(732h) Integrating Reaction and Separation in a Thin Film Evaporator for Intensified Production of Dispersants

"Specialty chemicals are to-date largely produced in large batch reactors with typical volumes of tens to hundreds of thousands of gallons. While these batch processes are simple to operate, they are also highly inefficient. We previously demonstrated that transition from batch to continuous production can result in strong improvements in energy efficiency as well as reductions in physical footprint and capital cost. The investigations used the production of succinimide dispersants as example process. These dispersants are produced by a two-step reaction between poly-isobutylene succinic anhydride (PIBSA) and polymeric amines. The first step is an addition reaction to form a succinic amide intermediate, followed by a reversible dehydration step to produce the desired polyisobutylene succinimide product and water as byproduct. In the conventional batch process, the produced water evaporates into the head space of the reactor from where it is constantly removed via a purge stream. In contrast, in the continuous reactor water remains in the reacting stream, resulting in equilibrium limitations and necessitating a downstream drying step to obtain the dehydrated dispersant product.

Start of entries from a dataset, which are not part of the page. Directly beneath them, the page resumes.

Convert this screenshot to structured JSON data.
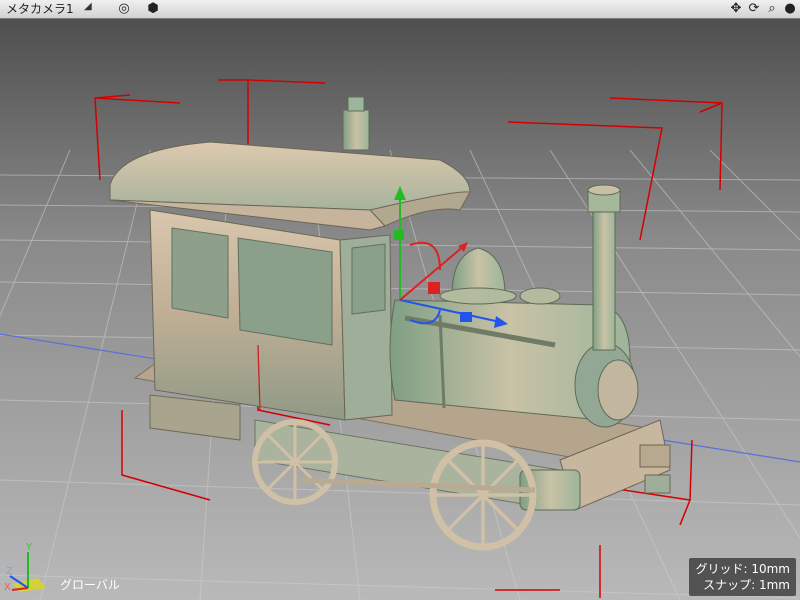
{
  "toolbar": {
    "camera_name": "メタカメラ1",
    "icons": [
      "target-icon",
      "cube-icon",
      "move-icon",
      "rotate-icon",
      "zoom-icon",
      "sphere-icon"
    ]
  },
  "hud": {
    "axis_y": "Y",
    "axis_x": "X",
    "axis_z": "Z",
    "coordinate_mode": "グローバル",
    "grid_label": "グリッド: 10mm",
    "snap_label": "スナップ: 1mm"
  },
  "colors": {
    "model": "#c8b79f",
    "selection_box": "#d40000",
    "manip_y": "#22bb22",
    "manip_x": "#dd2222",
    "manip_z": "#2255ee"
  }
}
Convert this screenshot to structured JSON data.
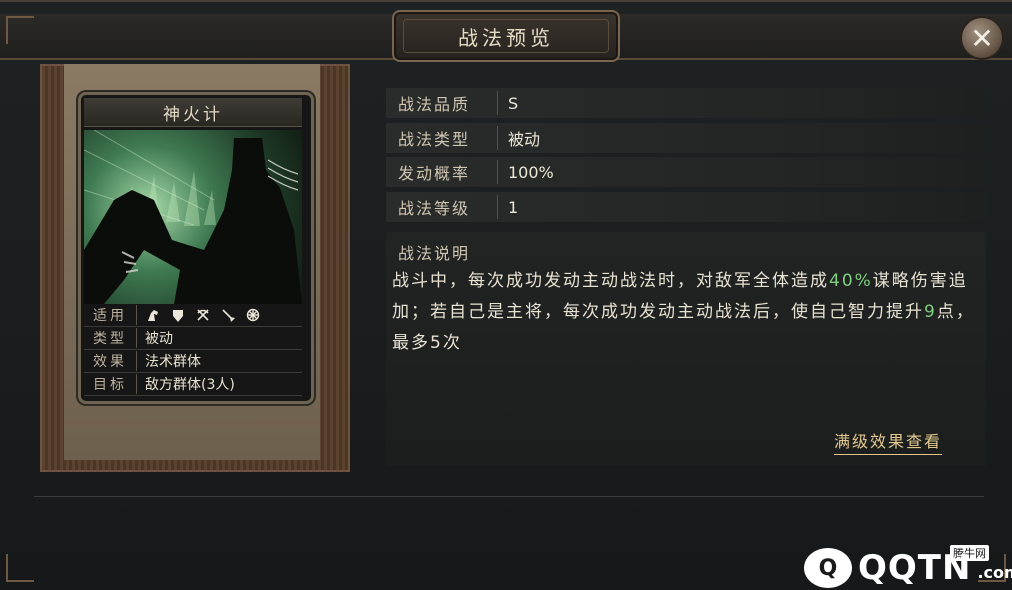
{
  "window": {
    "title": "战法预览",
    "close_label": "✕"
  },
  "card": {
    "name": "神火计",
    "attributes": [
      {
        "key": "适用",
        "icons": [
          "horse-icon",
          "shield-icon",
          "crossbow-icon",
          "spear-icon",
          "wheel-icon"
        ]
      },
      {
        "key": "类型",
        "value": "被动"
      },
      {
        "key": "效果",
        "value": "法术群体"
      },
      {
        "key": "目标",
        "value": "敌方群体(3人)"
      }
    ]
  },
  "info": {
    "rows": [
      {
        "key": "战法品质",
        "value": "S"
      },
      {
        "key": "战法类型",
        "value": "被动"
      },
      {
        "key": "发动概率",
        "value": "100%"
      },
      {
        "key": "战法等级",
        "value": "1"
      }
    ],
    "desc_title": "战法说明",
    "desc_segments": [
      {
        "text": "战斗中，每次成功发动主动战法时，对敌军全体造成",
        "highlight": false
      },
      {
        "text": "40%",
        "highlight": true
      },
      {
        "text": "谋略伤害追加；若自己是主将，每次成功发动主动战法后，使自己智力提升",
        "highlight": false
      },
      {
        "text": "9",
        "highlight": true
      },
      {
        "text": "点，最多5次",
        "highlight": false
      }
    ],
    "max_level_link": "满级效果查看"
  },
  "colors": {
    "highlight": "#7ecf7e",
    "link": "#e2c88e"
  },
  "watermark": {
    "cn": "腾牛网",
    "badge": "Q",
    "text": "QQTN",
    "suffix": ".com"
  }
}
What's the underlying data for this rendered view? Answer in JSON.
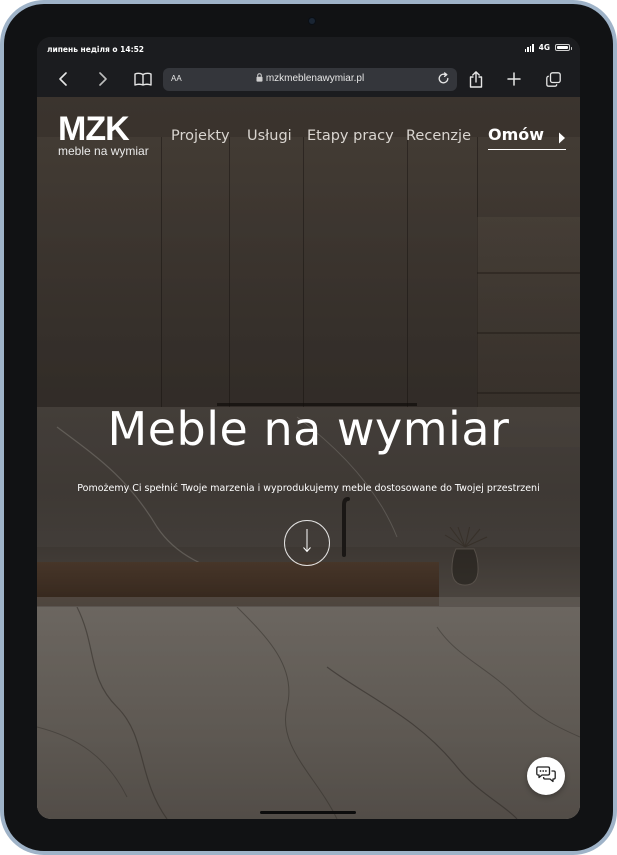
{
  "status_bar": {
    "time": "липень неділя о 14:52",
    "network": "4G"
  },
  "browser": {
    "text_size_button": "AA",
    "url": "mzkmeblenawymiar.pl"
  },
  "site": {
    "logo": {
      "mark": "MZK",
      "tagline": "meble na wymiar"
    },
    "nav": {
      "items": [
        "Projekty",
        "Usługi",
        "Etapy pracy",
        "Recenzje"
      ],
      "cta": "Omów"
    },
    "hero": {
      "title": "Meble na wymiar",
      "subtitle": "Pomożemy Ci spełnić Twoje marzenia i wyprodukujemy meble dostosowane do Twojej przestrzeni"
    }
  }
}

We had previously identified an agitated thin film evaporator (TFE) as well-suited for drying of the highly viscous product stream. Here, we are investigating the use of the TFE as a reactive separator, i.e., using the TFE as an intensified unit in which reaction and separation occur concurrently. The TFE was first modeled by integrating previously developed reaction kinetics with mass and energy balance equations. Appropriate correlations for heat and mass transfer were identified from the literature and experimentally verified for our set-up. This performance model was then used to probe the feasibility of replacing the two-step reactor-evaporator system with a single TFE as an integrated reactive separator. The model predictions were validated experimentally in the final step. The results from our study confirm that a thin film evaporator could indeed serve as a highly intensified, integrated reactor-separator unit which is particularly well-suited for reactive processing of viscous mixtures in the presence of equilibrium limitations. "